The Report was written by Pat Mooney for the ETC Group and the What Next Project, and is published by the Dag Hammarskjold Foundation.
Resilience in the High Andes
2010 -- Rosario, Bolivia
Marta watched him coming, almost from the bottom of the mountain. With his broad white cap protecting his pink skin, and his ridiculous safari jacket with its countless pockets, he stood head and shoulders above the peasants around him. His walk was laboured. He wasn't used to the altitude and was uncomfortable on the rocky terrain. Another reporter, the woman wondered--eyeing the camera slung across his chest--or maybe an anthropologist?
[ILLUSTRATION OMITTED]
'Good day,' the man said in awkward Aymara, 'I'm looking for Ignacio Flores. Maybe he's your husband? I'm a photographer and ... sort of ... an agronomist.'
Marta, cross-legged on the stony earth in front of her home, inspecting potatoes spread out on her ample skirts, couldn't help warming to the man. As bad as his Aymara was, it was at least the equal of most of the provincial bureaucrats. He fiddled instinctively with his camera, but decided to leave it in its case.
'I am his wife,' she replied.
The man, who said he was a Dutch photo-journalist by the name of Jaap Vissar, set himself gingerly on the proffered stoop and attempted to engage in conversation. His wife was Bolivian, he said. They were in La Paz visiting her family when he had noticed the bright purple quinoa variety (see box) in the market and brought it to his wife's sister for dinner. The seeds were spectacular. Never had he tasted a better variety. His relatives served it up in salads and soups and mixed it with potatoes.

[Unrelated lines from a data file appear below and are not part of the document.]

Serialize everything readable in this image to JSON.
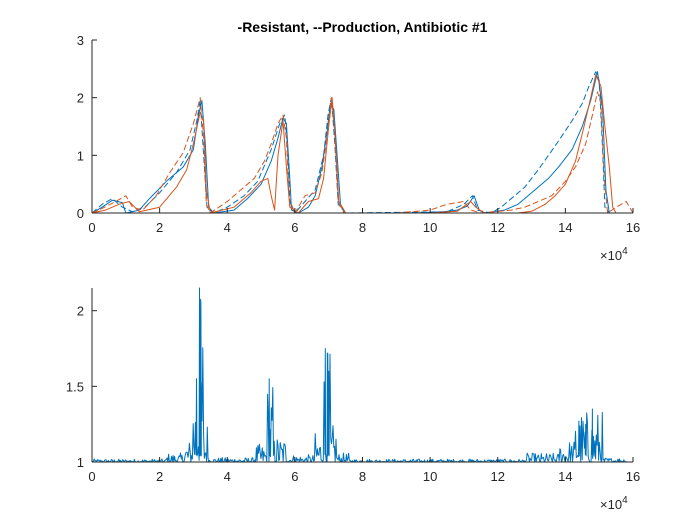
{
  "chart_data": [
    {
      "type": "line",
      "title": "-Resistant, --Production, Antibiotic #1",
      "xlabel": "",
      "ylabel": "",
      "xlim": [
        0,
        160000
      ],
      "ylim": [
        0,
        3
      ],
      "xticks": [
        0,
        2,
        4,
        6,
        8,
        10,
        12,
        14,
        16
      ],
      "yticks": [
        0,
        1,
        2,
        3
      ],
      "x_multiplier_base": "×10",
      "x_multiplier_exp": "4",
      "box": false,
      "grid": false,
      "series": [
        {
          "color": "#0072BD",
          "dash": "solid",
          "points": [
            [
              0,
              0
            ],
            [
              3000,
              0.1
            ],
            [
              6000,
              0.22
            ],
            [
              9000,
              0.18
            ],
            [
              10000,
              0
            ],
            [
              14000,
              0.05
            ],
            [
              17000,
              0.25
            ],
            [
              22000,
              0.55
            ],
            [
              27000,
              0.8
            ],
            [
              30000,
              1.1
            ],
            [
              31500,
              1.7
            ],
            [
              32500,
              1.95
            ],
            [
              33500,
              1.2
            ],
            [
              34500,
              0.1
            ],
            [
              36000,
              0
            ],
            [
              42000,
              0.05
            ],
            [
              46000,
              0.25
            ],
            [
              50000,
              0.5
            ],
            [
              53000,
              0.9
            ],
            [
              55000,
              1.3
            ],
            [
              56500,
              1.65
            ],
            [
              57500,
              1.55
            ],
            [
              58500,
              0.6
            ],
            [
              59000,
              0.05
            ],
            [
              61000,
              0
            ],
            [
              64000,
              0.1
            ],
            [
              66000,
              0.3
            ],
            [
              68000,
              0.8
            ],
            [
              69500,
              1.4
            ],
            [
              70500,
              1.9
            ],
            [
              71500,
              1.8
            ],
            [
              72500,
              1.0
            ],
            [
              73500,
              0.15
            ],
            [
              75000,
              0
            ],
            [
              95000,
              0
            ],
            [
              104000,
              0.02
            ],
            [
              108000,
              0.05
            ],
            [
              111000,
              0.12
            ],
            [
              113000,
              0.3
            ],
            [
              114500,
              0.05
            ],
            [
              116000,
              0
            ],
            [
              122000,
              0.05
            ],
            [
              126000,
              0.15
            ],
            [
              130000,
              0.35
            ],
            [
              135000,
              0.6
            ],
            [
              138000,
              0.8
            ],
            [
              142000,
              1.1
            ],
            [
              145000,
              1.5
            ],
            [
              147500,
              1.95
            ],
            [
              149500,
              2.45
            ],
            [
              151000,
              1.8
            ],
            [
              152000,
              0.4
            ],
            [
              153000,
              0
            ],
            [
              160000,
              0
            ]
          ]
        },
        {
          "color": "#0072BD",
          "dash": "dashed",
          "points": [
            [
              0,
              0
            ],
            [
              3000,
              0.15
            ],
            [
              6000,
              0.25
            ],
            [
              9000,
              0.1
            ],
            [
              12000,
              0.02
            ],
            [
              16000,
              0.12
            ],
            [
              20000,
              0.35
            ],
            [
              25000,
              0.7
            ],
            [
              29000,
              1.1
            ],
            [
              31000,
              1.6
            ],
            [
              32000,
              1.95
            ],
            [
              33000,
              1.0
            ],
            [
              34000,
              0.1
            ],
            [
              36000,
              0
            ],
            [
              40000,
              0.1
            ],
            [
              45000,
              0.3
            ],
            [
              49000,
              0.55
            ],
            [
              53000,
              1.1
            ],
            [
              55500,
              1.55
            ],
            [
              57000,
              1.7
            ],
            [
              57800,
              1.2
            ],
            [
              58500,
              0.2
            ],
            [
              60000,
              0
            ],
            [
              63000,
              0.2
            ],
            [
              66000,
              0.4
            ],
            [
              68500,
              1.0
            ],
            [
              69800,
              1.7
            ],
            [
              70800,
              2.0
            ],
            [
              71800,
              1.2
            ],
            [
              72800,
              0.15
            ],
            [
              75000,
              0
            ],
            [
              105000,
              0.02
            ],
            [
              110000,
              0.15
            ],
            [
              112500,
              0.3
            ],
            [
              114000,
              0.05
            ],
            [
              118000,
              0
            ],
            [
              121000,
              0.1
            ],
            [
              125000,
              0.3
            ],
            [
              128000,
              0.45
            ],
            [
              132000,
              0.75
            ],
            [
              135000,
              1.0
            ],
            [
              138000,
              1.25
            ],
            [
              142000,
              1.6
            ],
            [
              145000,
              1.9
            ],
            [
              147000,
              2.2
            ],
            [
              149000,
              2.45
            ],
            [
              150000,
              2.3
            ],
            [
              151000,
              1.1
            ],
            [
              151700,
              0.1
            ],
            [
              153000,
              0
            ],
            [
              160000,
              0
            ]
          ]
        },
        {
          "color": "#D95319",
          "dash": "solid",
          "points": [
            [
              0,
              0
            ],
            [
              4000,
              0.05
            ],
            [
              8000,
              0.15
            ],
            [
              11000,
              0.2
            ],
            [
              14000,
              0.02
            ],
            [
              20000,
              0.1
            ],
            [
              25000,
              0.45
            ],
            [
              28000,
              0.75
            ],
            [
              30000,
              1.2
            ],
            [
              32000,
              1.75
            ],
            [
              33000,
              1.6
            ],
            [
              33800,
              0.4
            ],
            [
              35000,
              0
            ],
            [
              42000,
              0.1
            ],
            [
              47000,
              0.35
            ],
            [
              50000,
              0.55
            ],
            [
              52000,
              0.6
            ],
            [
              53000,
              0.3
            ],
            [
              54000,
              0.05
            ],
            [
              55000,
              1.0
            ],
            [
              56500,
              1.6
            ],
            [
              57500,
              0.8
            ],
            [
              58500,
              0.1
            ],
            [
              61000,
              0
            ],
            [
              64000,
              0.2
            ],
            [
              67000,
              0.25
            ],
            [
              68500,
              0.6
            ],
            [
              70000,
              1.5
            ],
            [
              71000,
              2.0
            ],
            [
              72000,
              1.2
            ],
            [
              73000,
              0.2
            ],
            [
              75000,
              0
            ],
            [
              100000,
              0
            ],
            [
              108000,
              0.03
            ],
            [
              112000,
              0.2
            ],
            [
              113500,
              0.1
            ],
            [
              116000,
              0
            ],
            [
              126000,
              0
            ],
            [
              130000,
              0.03
            ],
            [
              134000,
              0.15
            ],
            [
              137000,
              0.3
            ],
            [
              140000,
              0.5
            ],
            [
              143000,
              0.9
            ],
            [
              145500,
              1.5
            ],
            [
              147500,
              2.0
            ],
            [
              149000,
              2.4
            ],
            [
              150500,
              2.2
            ],
            [
              151500,
              1.6
            ],
            [
              153000,
              0.8
            ],
            [
              154000,
              0.1
            ],
            [
              155000,
              0
            ],
            [
              160000,
              0
            ]
          ]
        },
        {
          "color": "#D95319",
          "dash": "dashed",
          "points": [
            [
              0,
              0
            ],
            [
              3000,
              0.08
            ],
            [
              7000,
              0.2
            ],
            [
              10000,
              0.3
            ],
            [
              12000,
              0.1
            ],
            [
              15000,
              0.05
            ],
            [
              19000,
              0.3
            ],
            [
              23000,
              0.7
            ],
            [
              27000,
              1.05
            ],
            [
              30000,
              1.55
            ],
            [
              32000,
              2.0
            ],
            [
              33000,
              1.3
            ],
            [
              33800,
              0.15
            ],
            [
              35000,
              0
            ],
            [
              40000,
              0.2
            ],
            [
              44000,
              0.4
            ],
            [
              48000,
              0.6
            ],
            [
              51000,
              0.9
            ],
            [
              53000,
              1.2
            ],
            [
              55000,
              1.55
            ],
            [
              56500,
              1.7
            ],
            [
              57500,
              1.3
            ],
            [
              58300,
              0.25
            ],
            [
              60000,
              0
            ],
            [
              63000,
              0.3
            ],
            [
              66000,
              0.35
            ],
            [
              68000,
              0.7
            ],
            [
              69500,
              1.3
            ],
            [
              70800,
              2.0
            ],
            [
              71800,
              1.4
            ],
            [
              72800,
              0.2
            ],
            [
              74500,
              0
            ],
            [
              90000,
              0
            ],
            [
              100000,
              0.05
            ],
            [
              105000,
              0.15
            ],
            [
              110000,
              0.2
            ],
            [
              112000,
              0.05
            ],
            [
              115000,
              0
            ],
            [
              124000,
              0.05
            ],
            [
              128000,
              0.1
            ],
            [
              132000,
              0.2
            ],
            [
              136000,
              0.3
            ],
            [
              140000,
              0.55
            ],
            [
              143000,
              0.8
            ],
            [
              146000,
              1.2
            ],
            [
              148000,
              1.7
            ],
            [
              149500,
              2.1
            ],
            [
              150500,
              1.9
            ],
            [
              151500,
              0.6
            ],
            [
              152500,
              0
            ],
            [
              155000,
              0.1
            ],
            [
              158000,
              0.2
            ],
            [
              160000,
              0
            ]
          ]
        }
      ]
    },
    {
      "type": "line",
      "title": "",
      "xlabel": "",
      "ylabel": "",
      "xlim": [
        0,
        160000
      ],
      "ylim": [
        1,
        2.15
      ],
      "xticks": [
        0,
        2,
        4,
        6,
        8,
        10,
        12,
        14,
        16
      ],
      "yticks": [
        1,
        1.5,
        2
      ],
      "x_multiplier_base": "×10",
      "x_multiplier_exp": "4",
      "box": false,
      "grid": false,
      "series": [
        {
          "color": "#0072BD",
          "dash": "solid",
          "bursts": [
            {
              "start": 0,
              "end": 22000,
              "amp": 0.02
            },
            {
              "start": 22000,
              "end": 27000,
              "amp": 0.06
            },
            {
              "start": 27000,
              "end": 29500,
              "amp": 0.15
            },
            {
              "start": 29500,
              "end": 31000,
              "amp": 0.6
            },
            {
              "start": 31000,
              "end": 32800,
              "amp": 1.15
            },
            {
              "start": 32800,
              "end": 34500,
              "amp": 0.3
            },
            {
              "start": 34500,
              "end": 48000,
              "amp": 0.03
            },
            {
              "start": 48000,
              "end": 51500,
              "amp": 0.12
            },
            {
              "start": 51500,
              "end": 53500,
              "amp": 0.55
            },
            {
              "start": 53500,
              "end": 58000,
              "amp": 0.18
            },
            {
              "start": 58000,
              "end": 66000,
              "amp": 0.05
            },
            {
              "start": 66000,
              "end": 68000,
              "amp": 0.2
            },
            {
              "start": 68000,
              "end": 70500,
              "amp": 0.75
            },
            {
              "start": 70500,
              "end": 72500,
              "amp": 0.25
            },
            {
              "start": 72500,
              "end": 76000,
              "amp": 0.06
            },
            {
              "start": 76000,
              "end": 128000,
              "amp": 0.02
            },
            {
              "start": 128000,
              "end": 138000,
              "amp": 0.06
            },
            {
              "start": 138000,
              "end": 143000,
              "amp": 0.15
            },
            {
              "start": 143000,
              "end": 151000,
              "amp": 0.35
            },
            {
              "start": 151000,
              "end": 160000,
              "amp": 0.03
            }
          ],
          "peaks": [
            [
              31800,
              2.15
            ],
            [
              32200,
              2.05
            ],
            [
              30900,
              1.55
            ],
            [
              52400,
              1.55
            ],
            [
              69000,
              1.75
            ],
            [
              69600,
              1.72
            ],
            [
              70000,
              1.6
            ],
            [
              144000,
              1.27
            ],
            [
              148000,
              1.35
            ],
            [
              146000,
              1.25
            ]
          ]
        }
      ]
    }
  ]
}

'I asked around,' he said to Marta, 'and people told me this variety only comes from here. The people down there said to talk to you folks about how your husband found it.'
'Found?' she replied, offended by the notion that her community might somehow have tripped over it. 'First, it's not a single, uniform variety: it's a breeding line we are constantly adapting. Second, it's far from a discovery. Third, I'm in charge of the breeding around here--whether it's kids or quinoa.'
She told Vissar about the seed fairs, from Cuzco to La Paz; the quinoa exchanges, so far away she only knew that she would have to leave her beloved mountains and even cross oceans.
Her own role was as convener of the women's quinoa assessment committee. It had taken them years of intricate breeding to put together the genetic combination. She knew that the purple quinoa had genes not just from the Andes but from as far away as Ethiopia and Tibet. The result was a hardy, succulent and protein-rich variety that women used for bringing down their milk after childbirth and as a weaning food later on. Just as important, it flourished under the increasingly adverse soil and climate conditions of the High Plain--the Altiplano.
Vissar was incredulous. 'Are you part of a church project?' he asked.
'You mean, is there some kind of NGO involved?' She explained how her family, as members of the regional municipality and part of the farmers' trade union, was linked to the entire Aymara nation, connected through Via Campesina (see box on p.24) to other farmer-researchers around the world. These were not, she emphasized, NGOs.
She answered his persistent questions. Yes, most of the quinoa breeders were women, but that was not true of all crops. No, they did not go through government-sponsored research trials because these were hostage to the transnational companies that only wanted quinoa for the upscale breakfast-cereal market in Germany or Japan--the companies generally dictated regulations to governments. Yes, that meant the farmers did sidestep phytosanitary controls, not because they wanted to but because the risks of disease were fewer than the likelihood of contamination by genetically modified organisms that came with the global corporate marketplace. (Ten years ago some of these organisms had shown up on the Altiplano and it had taken her committee the better part of a decade to eradicate the contamination.) Yes, that did mean Wal-Mart would probably never buy from them. But no, their goal was not to sell to Wal-Mart but to feed their families, barter with their neighbours and trade with the towns around them.